Seminerler, konferanslar, toplantılar, açılışlar... Kurullar, kurallar, krallar, imparatorlar... Sendika lafını duyunca kaçışan, gol atınca seccade niyetine çimlere yapışanlar... Banka hortumcusu olarak hüküm giyip, sonra Federasyon Kongresi’nin protokolünde ağırlanan eski yöneticiler...
Babadan torpilli aktörlerden, eşten torpilli aktris kocalarına kadar -ama illâ ki yandaş- yorumcular... “Hırsızım” diyen itirafçıyı kendilerine defalarca başkan seçen hakemler... Kulübü battıkça kendisi yükselen tahterevalli uzmanları... Onlar, şunlar, bunlar...
Yabancı-yerli oyuncu sayıları, altyapı, eğitim, yatırım lafları yine dolaşıma sokulmuşken, size geçen sezona dair birkaç gerçekleşmiş bütçe rakamı vereyim. Sayılar, durumu benden daha iyi anlatır.

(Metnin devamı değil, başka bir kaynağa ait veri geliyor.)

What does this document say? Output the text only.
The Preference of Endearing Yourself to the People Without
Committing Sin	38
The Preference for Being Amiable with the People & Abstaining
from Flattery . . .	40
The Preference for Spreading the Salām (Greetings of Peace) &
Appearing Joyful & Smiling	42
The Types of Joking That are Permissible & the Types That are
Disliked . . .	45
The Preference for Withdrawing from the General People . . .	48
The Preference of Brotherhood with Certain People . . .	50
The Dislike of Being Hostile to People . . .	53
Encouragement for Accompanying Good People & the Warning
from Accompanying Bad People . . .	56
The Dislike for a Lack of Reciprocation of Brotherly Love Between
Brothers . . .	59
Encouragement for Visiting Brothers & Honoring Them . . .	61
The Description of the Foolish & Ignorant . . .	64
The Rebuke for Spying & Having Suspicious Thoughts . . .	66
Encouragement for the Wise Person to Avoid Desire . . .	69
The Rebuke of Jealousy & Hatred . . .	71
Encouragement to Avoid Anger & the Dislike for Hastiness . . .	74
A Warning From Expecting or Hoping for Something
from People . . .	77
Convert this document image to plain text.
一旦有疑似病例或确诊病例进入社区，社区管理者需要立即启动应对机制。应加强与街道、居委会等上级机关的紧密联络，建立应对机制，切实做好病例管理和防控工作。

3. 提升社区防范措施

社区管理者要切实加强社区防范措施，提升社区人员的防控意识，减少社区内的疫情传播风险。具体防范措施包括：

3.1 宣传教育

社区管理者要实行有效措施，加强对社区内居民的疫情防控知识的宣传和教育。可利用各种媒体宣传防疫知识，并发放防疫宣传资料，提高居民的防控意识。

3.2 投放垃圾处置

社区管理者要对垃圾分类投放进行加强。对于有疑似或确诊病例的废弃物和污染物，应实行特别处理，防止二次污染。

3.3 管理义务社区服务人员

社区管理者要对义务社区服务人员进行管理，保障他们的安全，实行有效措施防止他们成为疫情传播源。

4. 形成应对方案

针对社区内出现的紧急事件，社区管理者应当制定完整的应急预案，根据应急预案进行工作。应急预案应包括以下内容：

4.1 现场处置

2013-2014 Bütçe Dönemi’nde; “Altyapı, Eğitim ve Spor Yatırımları” faslından yapılan harcama, 9.041.971.-TL, toplam bütçe giderinin yüzde 3,1’i. “Milli Takımlar Giderleri” faslından yapılan harcamaysa, 49.523.322.-TL, toplam giderin yüzde 17,2’si. Üstelik milli takımlara Fatih’in maaşı tam yansımamış, ağırlığı çökmemişken.
Şimdi bunu becermiş federasyon, aç-susuz 7/24 çalışıp ürettikleri, yukarıdaki rakamları yok sayan, tam tersi masallarına inanmamızı bekliyor. Üstelik proje kılavuzlarını da tanıyoruz: Karga!